Facing institutionalized racism and widespread injustice against the Indian diaspora, Gandhi developed what Justice Muralidhar termed a “conscience-driven practice of law”
—An early form of what we now recognize as public interest lawyering.
Champion of the Oppressed
In South Africa, Gandhi represented indentured Indian laborers and small merchants who had virtually no voice in a racially biased legal system. He offered low-cost or free legal services, preferring settlement and dialogue over litigation.
“Gandhi discouraged unnecessary lawsuits. For him, the lawyer’s duty was not just to win cases, but to resolve conflicts with honesty and justice,” Justice Muralidhar explained.
He recounted an incident where Gandhi, upon discovering his client was dishonest, refused to continue defending the case, thereby sacrificing a sure victory. “How many lawyers today would walk away from a dishonest client? That’s the ethical bar Gandhi set,” Muralidhar added.
A Blueprint for Public Interest Law
Justice Muralidhar described Gandhi’s legal strategy as a precursor to public interest litigation (PIL).
By mobilizing collective legal action, filing petitions on behalf of vulnerablegroups, and framing legal issues in moral terms, Gandhi laid the groundwork for law as a tool for social change.
“Gandhi may not have used the phrase ‘constitutional morality’—but he practiced it before it became fashionable,” said Muralidhar, evoking strong appreciation from the legal scholars in attendance.
Law as a Weapon of Truth
Drawing extensively from Gandhi’s autobiography, The Story of My Experiments with truth, Justice Muralidhar highlighted how truth (satya) and nonviolence (ahimsa) were not merely political ideas but central to Gandhi’s legal worldview.
Gandhi believed that a lawyer must first and foremost be truthful, even at the cost of losing a case. “Legal ethics for Gandhi was not just a professional requirement, but a spiritual discipline,” Justice Muralidhar observed. “His respect for the court, punctuality, fair drafting, and truth-based argumentation were foundational to his legal method.”
From Barrister to Bapu
The lecture also explored how Gandhi’s legal career informed his transformation into a mass leader. “His legal mind helped him navigate colonial bureaucracy, draft charters, negotiate with Viceroys, and structure mass movements like a courtroom debate,” Justice Muralidhar pointed out.

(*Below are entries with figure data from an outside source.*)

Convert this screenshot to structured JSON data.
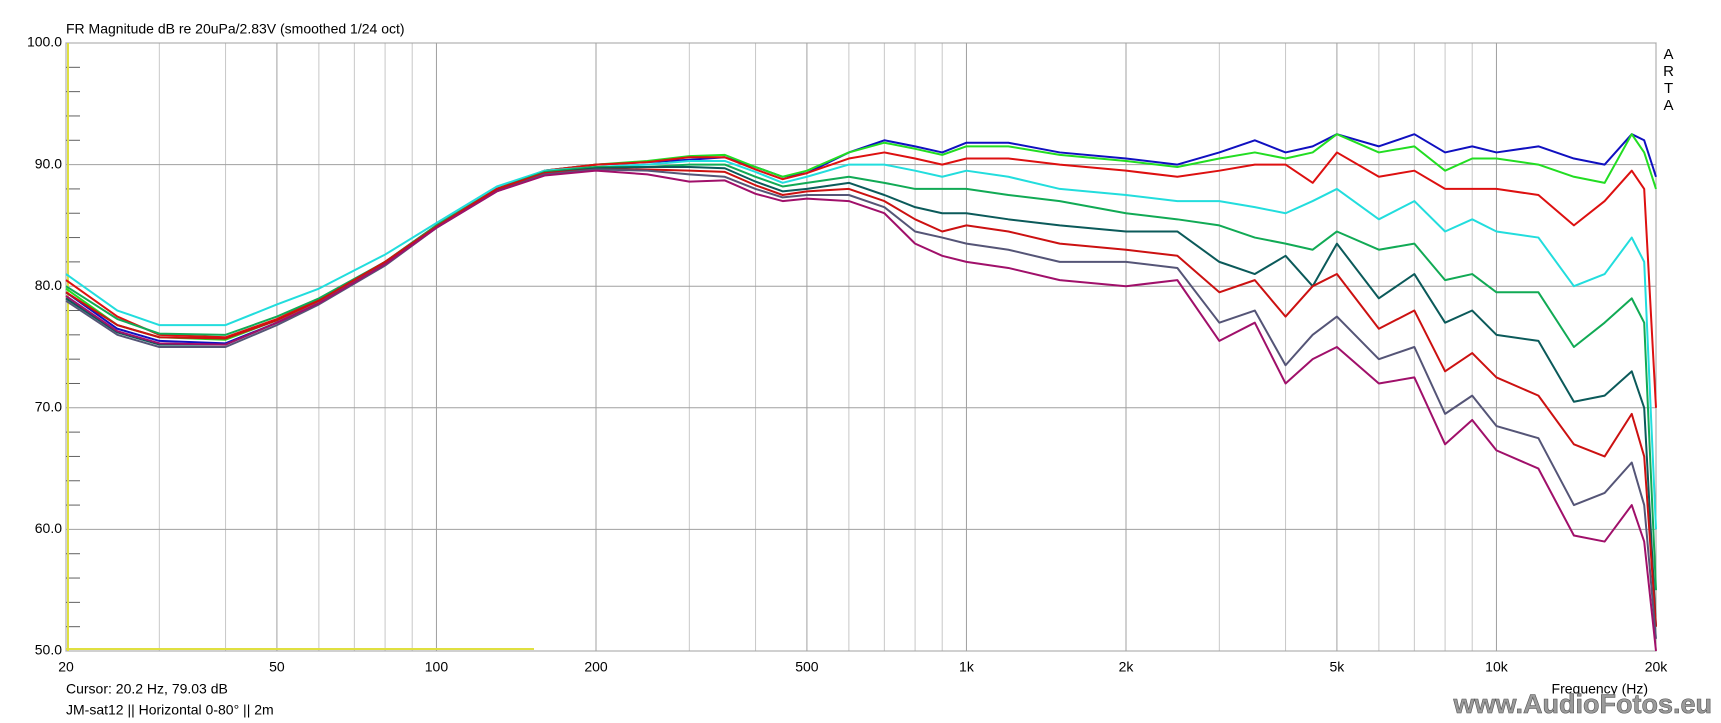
{
  "chart_data": {
    "type": "line",
    "title": "FR Magnitude dB re 20uPa/2.83V (smoothed 1/24 oct)",
    "brand": "ARTA",
    "x_label": "Frequency (Hz)",
    "cursor_text": "Cursor: 20.2 Hz, 79.03 dB",
    "caption": "JM-sat12  ||  Horizontal 0-80°  || 2m",
    "watermark": "www.AudioFotos.eu",
    "x_log": true,
    "grid": true,
    "xlim": [
      20,
      20000
    ],
    "ylim": [
      50,
      100
    ],
    "xticks": [
      20,
      50,
      100,
      200,
      500,
      {
        "value": 1000,
        "label": "1k"
      },
      {
        "value": 2000,
        "label": "2k"
      },
      {
        "value": 5000,
        "label": "5k"
      },
      {
        "value": 10000,
        "label": "10k"
      },
      {
        "value": 20000,
        "label": "20k"
      }
    ],
    "x_minor_ticks": [
      30,
      40,
      60,
      70,
      80,
      90,
      300,
      400,
      600,
      700,
      800,
      900,
      3000,
      4000,
      6000,
      7000,
      8000,
      9000
    ],
    "yticks": [
      {
        "value": 50,
        "label": "50.0"
      },
      {
        "value": 60,
        "label": "60.0"
      },
      {
        "value": 70,
        "label": "70.0"
      },
      {
        "value": 80,
        "label": "80.0"
      },
      {
        "value": 90,
        "label": "90.0"
      },
      {
        "value": 100,
        "label": "100.0"
      }
    ],
    "y_minor_ticks": [
      52,
      54,
      56,
      58,
      62,
      64,
      66,
      68,
      72,
      74,
      76,
      78,
      82,
      84,
      86,
      88,
      92,
      94,
      96,
      98
    ],
    "x": [
      20,
      25,
      30,
      40,
      50,
      60,
      80,
      100,
      130,
      160,
      200,
      250,
      300,
      350,
      400,
      450,
      500,
      600,
      700,
      800,
      900,
      1000,
      1200,
      1500,
      2000,
      2500,
      3000,
      3500,
      4000,
      4500,
      5000,
      6000,
      7000,
      8000,
      9000,
      10000,
      12000,
      14000,
      16000,
      18000,
      19000,
      20000
    ],
    "series": [
      {
        "color": "#1010c0",
        "values": [
          79.5,
          76.5,
          75.5,
          75.3,
          77,
          78.6,
          81.8,
          84.9,
          88,
          89.5,
          90,
          90.2,
          90.4,
          90.6,
          89.8,
          89,
          89.3,
          91,
          92,
          91.5,
          91,
          91.8,
          91.8,
          91,
          90.5,
          90,
          91,
          92,
          91,
          91.5,
          92.5,
          91.5,
          92.5,
          91,
          91.5,
          91,
          91.5,
          90.5,
          90,
          92.5,
          92,
          89
        ]
      },
      {
        "color": "#22dd22",
        "values": [
          79.8,
          76.8,
          75.8,
          75.6,
          77.2,
          78.8,
          82,
          85,
          88,
          89.5,
          90,
          90.3,
          90.7,
          90.8,
          89.8,
          89,
          89.5,
          91,
          91.8,
          91.3,
          90.8,
          91.5,
          91.5,
          90.8,
          90.3,
          89.8,
          90.5,
          91,
          90.5,
          91,
          92.5,
          91,
          91.5,
          89.5,
          90.5,
          90.5,
          90,
          89,
          88.5,
          92.5,
          91,
          88
        ]
      },
      {
        "color": "#dd1010",
        "values": [
          80.5,
          77.5,
          76,
          75.8,
          77.3,
          78.9,
          82,
          85,
          88,
          89.5,
          90,
          90.2,
          90.6,
          90.6,
          89.6,
          88.8,
          89.3,
          90.5,
          91,
          90.5,
          90,
          90.5,
          90.5,
          90,
          89.5,
          89,
          89.5,
          90,
          90,
          88.5,
          91,
          89,
          89.5,
          88,
          88,
          88,
          87.5,
          85,
          87,
          89.5,
          88,
          70
        ]
      },
      {
        "color": "#22dddd",
        "values": [
          81,
          78,
          76.8,
          76.8,
          78.5,
          79.8,
          82.6,
          85.2,
          88.2,
          89.5,
          89.8,
          90,
          90.3,
          90.3,
          89.4,
          88.5,
          89,
          90,
          90,
          89.5,
          89,
          89.5,
          89,
          88,
          87.5,
          87,
          87,
          86.5,
          86,
          87,
          88,
          85.5,
          87,
          84.5,
          85.5,
          84.5,
          84,
          80,
          81,
          84,
          82,
          60
        ]
      },
      {
        "color": "#11aa55",
        "values": [
          80,
          77.3,
          76.1,
          76,
          77.5,
          79,
          82,
          85,
          88,
          89.4,
          89.8,
          89.8,
          90,
          90,
          89,
          88.2,
          88.5,
          89,
          88.5,
          88,
          88,
          88,
          87.5,
          87,
          86,
          85.5,
          85,
          84,
          83.5,
          83,
          84.5,
          83,
          83.5,
          80.5,
          81,
          79.5,
          79.5,
          75,
          77,
          79,
          77,
          55
        ]
      },
      {
        "color": "#0b5a5a",
        "values": [
          79,
          76.2,
          75.2,
          75.2,
          77,
          78.6,
          81.8,
          84.8,
          87.9,
          89.3,
          89.7,
          89.8,
          89.8,
          89.7,
          88.6,
          87.8,
          88,
          88.5,
          87.5,
          86.5,
          86,
          86,
          85.5,
          85,
          84.5,
          84.5,
          82,
          81,
          82.5,
          80,
          83.5,
          79,
          81,
          77,
          78,
          76,
          75.5,
          70.5,
          71,
          73,
          70,
          52
        ]
      },
      {
        "color": "#cc1111",
        "values": [
          79.5,
          76.8,
          75.8,
          75.7,
          77.2,
          78.8,
          82,
          84.9,
          88,
          89.3,
          89.6,
          89.6,
          89.5,
          89.4,
          88.3,
          87.5,
          87.8,
          88,
          87,
          85.5,
          84.5,
          85,
          84.5,
          83.5,
          83,
          82.5,
          79.5,
          80.5,
          77.5,
          80,
          81,
          76.5,
          78,
          73,
          74.5,
          72.5,
          71,
          67,
          66,
          69.5,
          66,
          52
        ]
      },
      {
        "color": "#555577",
        "values": [
          78.8,
          76,
          75,
          75,
          76.8,
          78.5,
          81.7,
          84.8,
          87.8,
          89.2,
          89.6,
          89.5,
          89.2,
          89,
          88,
          87.3,
          87.5,
          87.5,
          86.5,
          84.5,
          84,
          83.5,
          83,
          82,
          82,
          81.5,
          77,
          78,
          73.5,
          76,
          77.5,
          74,
          75,
          69.5,
          71,
          68.5,
          67.5,
          62,
          63,
          65.5,
          62,
          51
        ]
      },
      {
        "color": "#a0106a",
        "values": [
          79.2,
          76.3,
          75.3,
          75.2,
          77,
          78.6,
          81.8,
          84.8,
          87.8,
          89.1,
          89.5,
          89.2,
          88.6,
          88.7,
          87.6,
          87,
          87.2,
          87,
          86,
          83.5,
          82.5,
          82,
          81.5,
          80.5,
          80,
          80.5,
          75.5,
          77,
          72,
          74,
          75,
          72,
          72.5,
          67,
          69,
          66.5,
          65,
          59.5,
          59,
          62,
          59,
          50
        ]
      }
    ]
  }
}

Gandhi’s skills as a lawyer—listening, reasoning, negotiating—translated seamlessly into his work as a civil rights leader, shaping tools like satyagraha, hartal, and constructive dialogue with the British Empire.
Relevance for Today’s Legal System
In a powerful closing appeal, Justice Muralidhar urged lawyers, judges, and students to revisit Gandhi’s legal legacy—not merely as history, but as a living philosophy.
“Today, when the law is sometimes used to suppress rather than liberate, we must remember Gandhi the lawyer, who saw law as a moral instrument, not a weapon of power.”
The audience, comprising students, senior advocates, and social workers, responded with resounding applause.
Questions ranged from the erosion of ethical standards in modern litigation to the role of law schools in nurturing value-based legal education.The event was hosted by the National Gandhi Museum, which has been organizing the
Gandhi Lecture Series to foster critical dialogue on Gandhian principles in contemporary India.
The lecture was live streamed and is available online on YouTube. A booklet compiling key lectures, including this one, is under preparation, according to museum officials.
Justice Muralidhar’s lecture was not just a tribute to Gandhi, the lawyer—it was a clarion call to restore ethics, compassion, and truthfulness to legal practice.
At a time when the judiciary faces questions about its independence and lawyers are often seen as adversarial warriors, Gandhi’s example reminds us that the law can also be a path to peace and dignity.